Old-fashioned Jefferson Country Store Serves Barbecue and Community
The floorboards creak as you walk into the Jefferson Country Store, the sound helping customers step back in time. The Jefferson Country Store on Alabama Highway 28 was built in 1957 and has been open ever since, except for one year when the owner was ill.
When her aunt’s health problems forced the store to close, Betsy Compton, along with her boyfriend, Tony Luker, decided to step up and reopen the landmark. Co-owner Luker said, “It was depressing because it all closed at the same time---the store, the post office. We didn’t know how much the store meant to people until it closed.”
The community of Jefferson, about 10 miles away from the city of Linden, used to be a bustling area. The community featured a lodge, cotton gin, and a thriving community center. Today, the community center still remains and hosts the famous Jefferson Barbecue each year in April.
Yet, the every day focal point of the community is the little country store. Compton and Luker continue to develop an atmosphere that is reminiscent of a bygone era. Luker said, “It’s kind of a history lesson. People come to show their kids and grandkids what a country store is.”
Various license plates from across the country decorate the ceiling. Posters dedicated to Alabama’s history are plastered to the walls. Collegiate memorabilia from Auburn and Alabama are displayed on the shelves behind the store counter.
Store shelves are stocked with MoonPies and old-fashioned candies, while in the fridge you can find hoop cheese and rag bologna.

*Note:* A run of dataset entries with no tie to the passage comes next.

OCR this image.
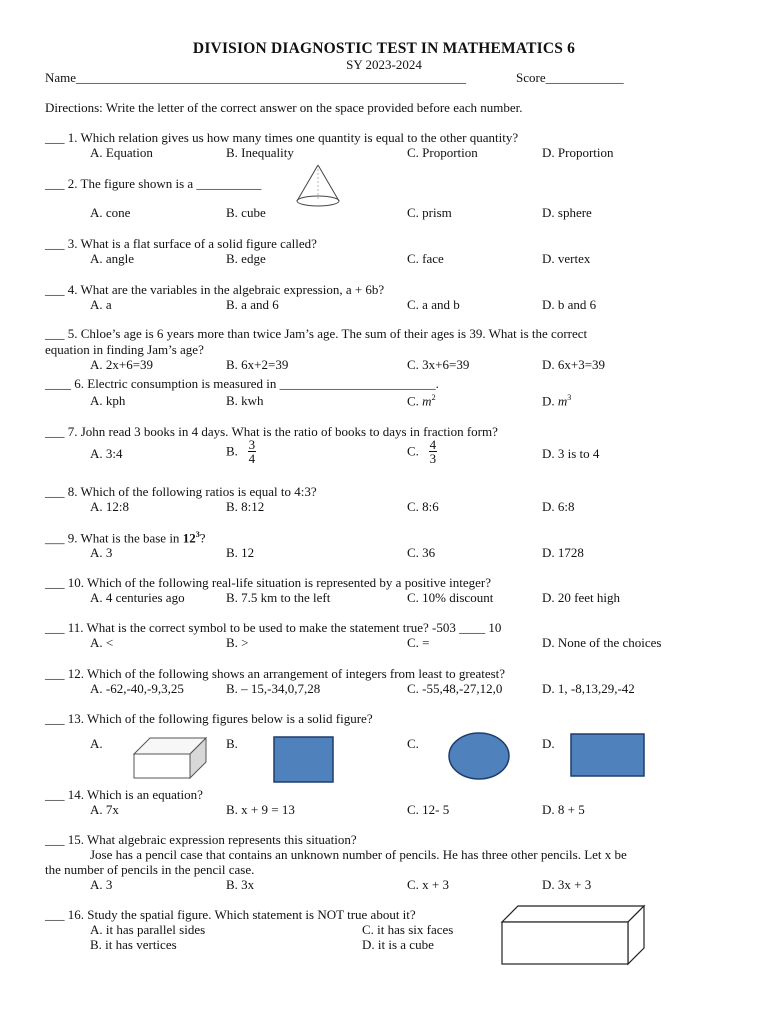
DIVISION DIAGNOSTIC TEST IN MATHEMATICS 6
SY 2023-2024
Name____________________________________________________________	Score____________
Directions: Write the letter of the correct answer on the space provided before each number.
___ 1. Which relation gives us how many times one quantity is equal to the other quantity?
A. Equation	B. Inequality	C. Proportion	D. Proportion
___ 2. The figure shown is a __________
A. cone	B. cube	C. prism	D. sphere
___ 3. What is a flat surface of a solid figure called?
A. angle	B. edge	C. face	D. vertex
___ 4. What are the variables in the algebraic expression, a + 6b?
A. a	B. a and 6	C. a and b	D. b and 6
___ 5. Chloe’s age is 6 years more than twice Jam’s age. The sum of their ages is 39. What is the correct
equation in finding Jam’s age?
A. 2x+6=39	B. 6x+2=39	C. 3x+6=39	D. 6x+3=39
____ 6. Electric consumption is measured in ________________________.
A. kph	B. kwh	C. $m^2$	D. $m^3$
___ 7. John read 3 books in 4 days. What is the ratio of books to days in fraction form?
A. 3:4	B. $\frac{3}{4}$	C. $\frac{4}{3}$	D. 3 is to 4
___ 8. Which of the following ratios is equal to 4:3?
A. 12:8	B. 8:12	C. 8:6	D. 6:8
___ 9. What is the base in $12^3$?
A. 3	B. 12	C. 36	D. 1728
___ 10. Which of the following real-life situation is represented by a positive integer?
A. 4 centuries ago	B. 7.5 km to the left	C. 10% discount	D. 20 feet high
___ 11. What is the correct symbol to be used to make the statement true? -503 ____ 10
A. <	B. >	C. =	D. None of the choices
___ 12. Which of the following shows an arrangement of integers from least to greatest?
A. -62,-40,-9,3,25	B. – 15,-34,0,7,28	C. -55,48,-27,12,0	D. 1, -8,13,29,-42
___ 13. Which of the following figures below is a solid figure?
A.	B.	C.	D.
___ 14. Which is an equation?
A. 7x	B. x + 9 = 13	C. 12- 5	D. 8 + 5
___ 15. What algebraic expression represents this situation?
Jose has a pencil case that contains an unknown number of pencils. He has three other pencils. Let x be
the number of pencils in the pencil case.
A. 3	B. 3x	C. x + 3	D. 3x + 3
___ 16. Study the spatial figure. Which statement is NOT true about it?
A. it has parallel sides	C. it has six faces
B. it has vertices	D. it is a cube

Another famous fixture, “Store Dog”, greets customers with a wagging tail. “Store Dog” has been featured in newspaper articles, and t-shirts adorned with his black and white image are sold. This summer, the store donated proceeds to a local humane society.
More than 1,500 “friends” follow the Jefferson Country Store Facebook page, https://www.facebook.com/jeffersonstore, which features customer comments and photos as well as “Store Dog” updates.

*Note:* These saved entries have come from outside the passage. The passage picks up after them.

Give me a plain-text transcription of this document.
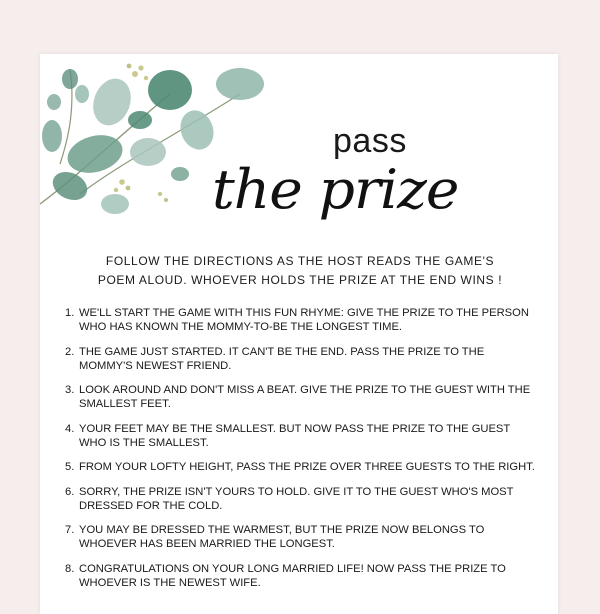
pass
the prize

FOLLOW THE DIRECTIONS AS THE HOST READS THE GAME'S

POEM ALOUD. WHOEVER HOLDS THE PRIZE AT THE END WINS !

1. WE'LL START THE GAME WITH THIS FUN RHYME: GIVE THE PRIZE TO THE PERSON WHO HAS KNOWN THE MOMMY-TO-BE THE LONGEST TIME.
2. THE GAME JUST STARTED. IT CAN'T BE THE END. PASS THE PRIZE TO THE MOMMY'S NEWEST FRIEND.
3. LOOK AROUND AND DON'T MISS A BEAT. GIVE THE PRIZE TO THE GUEST WITH THE SMALLEST FEET.
4. YOUR FEET MAY BE THE SMALLEST. BUT NOW PASS THE PRIZE TO THE GUEST WHO IS THE SMALLEST.
5. FROM YOUR LOFTY HEIGHT, PASS THE PRIZE OVER THREE GUESTS TO THE RIGHT.
6. SORRY, THE PRIZE ISN'T YOURS TO HOLD. GIVE IT TO THE GUEST WHO'S MOST DRESSED FOR THE COLD.
7. YOU MAY BE DRESSED THE WARMEST, BUT THE PRIZE NOW BELONGS TO WHOEVER HAS BEEN MARRIED THE LONGEST.
8. CONGRATULATIONS ON YOUR LONG MARRIED LIFE! NOW PASS THE PRIZE TO WHOEVER IS THE NEWEST WIFE.
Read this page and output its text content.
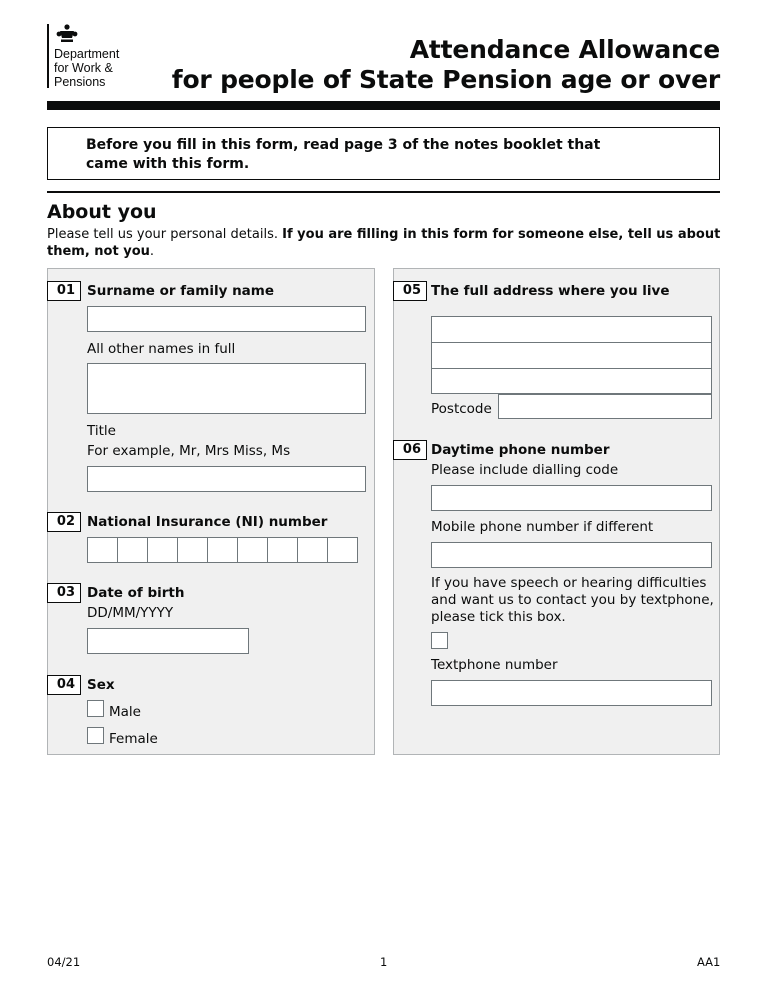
Department
for Work &
Pensions
Attendance Allowance
for people of State Pension age or over
Before you fill in this form, read page 3 of the notes booklet that came with this form.
About you
Please tell us your personal details. If you are filling in this form for someone else, tell us about them, not you.
01 Surname or family name
All other names in full
Title
For example, Mr, Mrs Miss, Ms
02 National Insurance (NI) number
03 Date of birth
DD/MM/YYYY
04 Sex
Male
Female
05 The full address where you live
Postcode
06 Daytime phone number
Please include dialling code
Mobile phone number if different
If you have speech or hearing difficulties and want us to contact you by textphone, please tick this box.
Textphone number
04/21	1	AA1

The store is quaint, but it is big enough for families to gather at a picnic table to eat the delicious barbecue Luker makes on the weekends. Old friends can chat and sway in the wooden rocking chairs. Behind the rocking chairs is a kitchenette where Southern delicacies such as pimento cheese, chicken salad, and fried bologna sandwiches are made to order daily.

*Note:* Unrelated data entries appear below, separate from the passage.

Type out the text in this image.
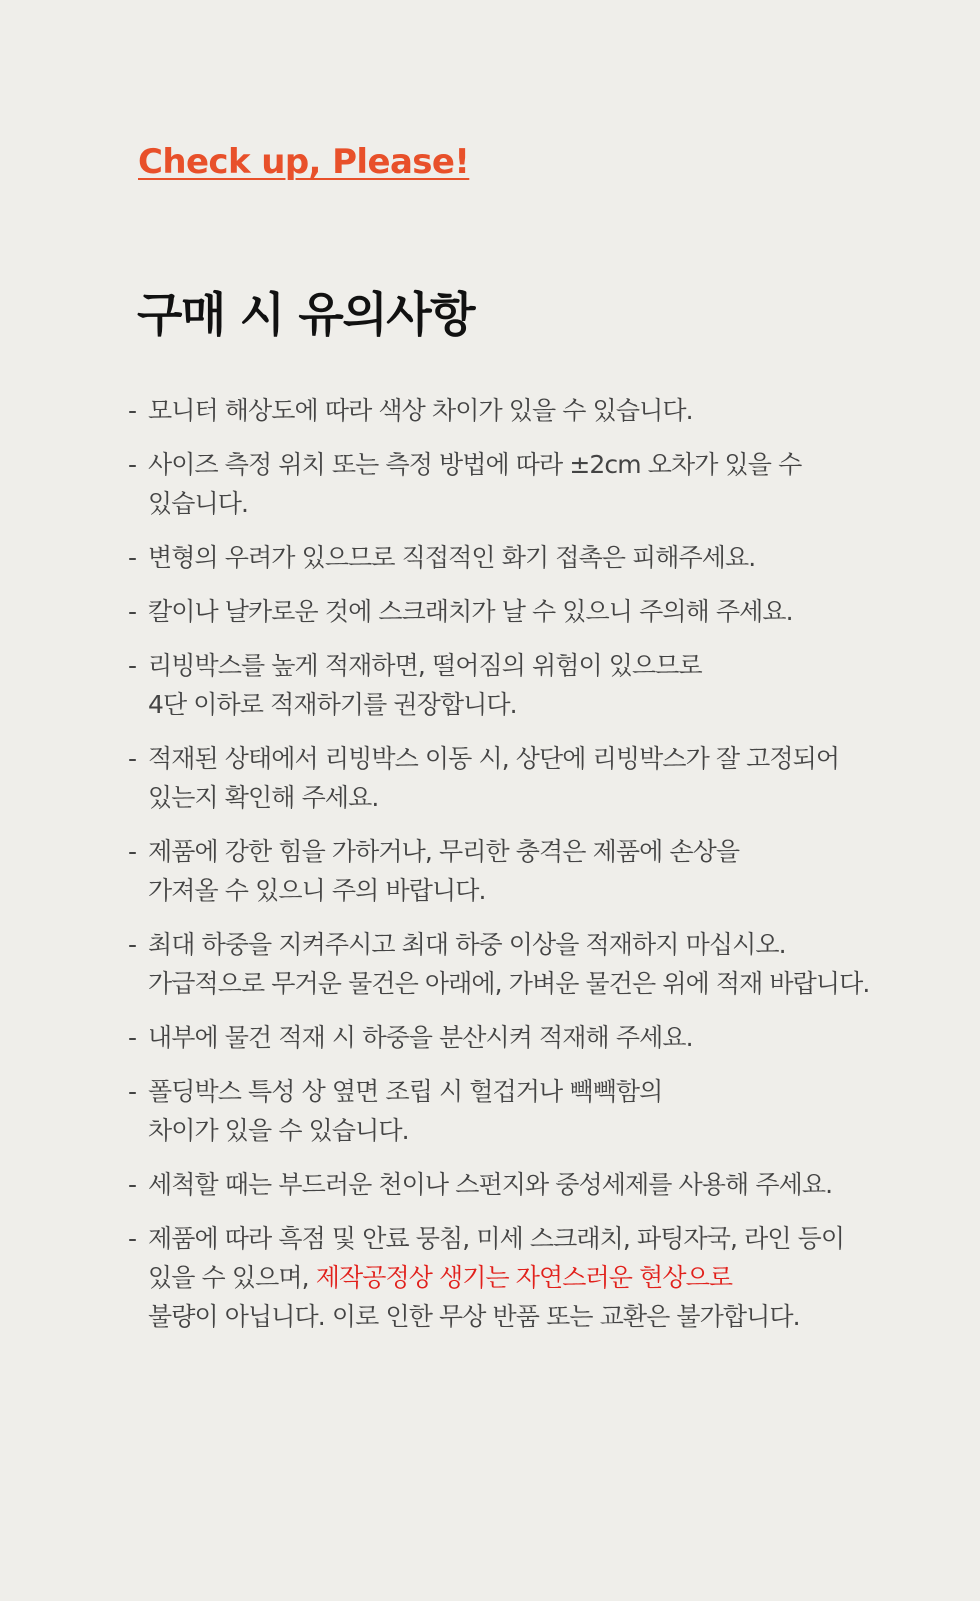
Check up, Please!

구매 시 유의사항
- 모니터 해상도에 따라 색상 차이가 있을 수 있습니다.
- 사이즈 측정 위치 또는 측정 방법에 따라 ±2cm 오차가 있을 수
있습니다.
- 변형의 우려가 있으므로 직접적인 화기 접촉은 피해주세요.
- 칼이나 날카로운 것에 스크래치가 날 수 있으니 주의해 주세요.
- 리빙박스를 높게 적재하면, 떨어짐의 위험이 있으므로
4단 이하로 적재하기를 권장합니다.
- 적재된 상태에서 리빙박스 이동 시, 상단에 리빙박스가 잘 고정되어
있는지 확인해 주세요.
- 제품에 강한 힘을 가하거나, 무리한 충격은 제품에 손상을
가져올 수 있으니 주의 바랍니다.
- 최대 하중을 지켜주시고 최대 하중 이상을 적재하지 마십시오.
가급적으로 무거운 물건은 아래에, 가벼운 물건은 위에 적재 바랍니다.
- 내부에 물건 적재 시 하중을 분산시켜 적재해 주세요.
- 폴딩박스 특성 상 옆면 조립 시 헐겁거나 빽빽함의
차이가 있을 수 있습니다.
- 세척할 때는 부드러운 천이나 스펀지와 중성세제를 사용해 주세요.
- 제품에 따라 흑점 및 안료 뭉침, 미세 스크래치, 파팅자국, 라인 등이
있을 수 있으며, 제작공정상 생기는 자연스러운 현상으로
불량이 아닙니다. 이로 인한 무상 반품 또는 교환은 불가합니다.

The combination of all these elements slows down time as you acquaint yourself with all of the charming sights and sounds. As Luker puts it, serving customers both food and an experience is “more than just a sale.”
The Jefferson Country Store is a place where you are welcomed to the store by the customers seated in the wooden rockers. It is a place where the owner learns how you like your hamburger and remembers it the next time you visit. It is a place where you can drink Coca Cola from a glass bottle and buy fresh fruit that was picked from a town just a few miles down the road.
However, just as the customers are more than another sale, the Jefferson Country Store is more than a store to the community.
It was a meeting place for the local firefighters before their department was built. Since the post office closed in 2013, the country store is the place where stamps are sold, parcels are packaged, and mail is picked up and dropped off.
The Demopolis hospital bus comes by once a month to perform free health screenings in the community. The bookmobile parks at the country store to bring books to children.
The owners are working to coordinate with the VA buses to make stops at the store. They also want to host after school programs and build a playground for the children who live in Jefferson.
The store has balanced bringing new life into the community with reminding people of where they came from. Luker said he enjoys watching people who have not seen each other in 30 or 40 years bump into each other and reunite in the store. Establishments like these create an environment for personal relationships to develop, an essential ingredient for a community to survive and thrive.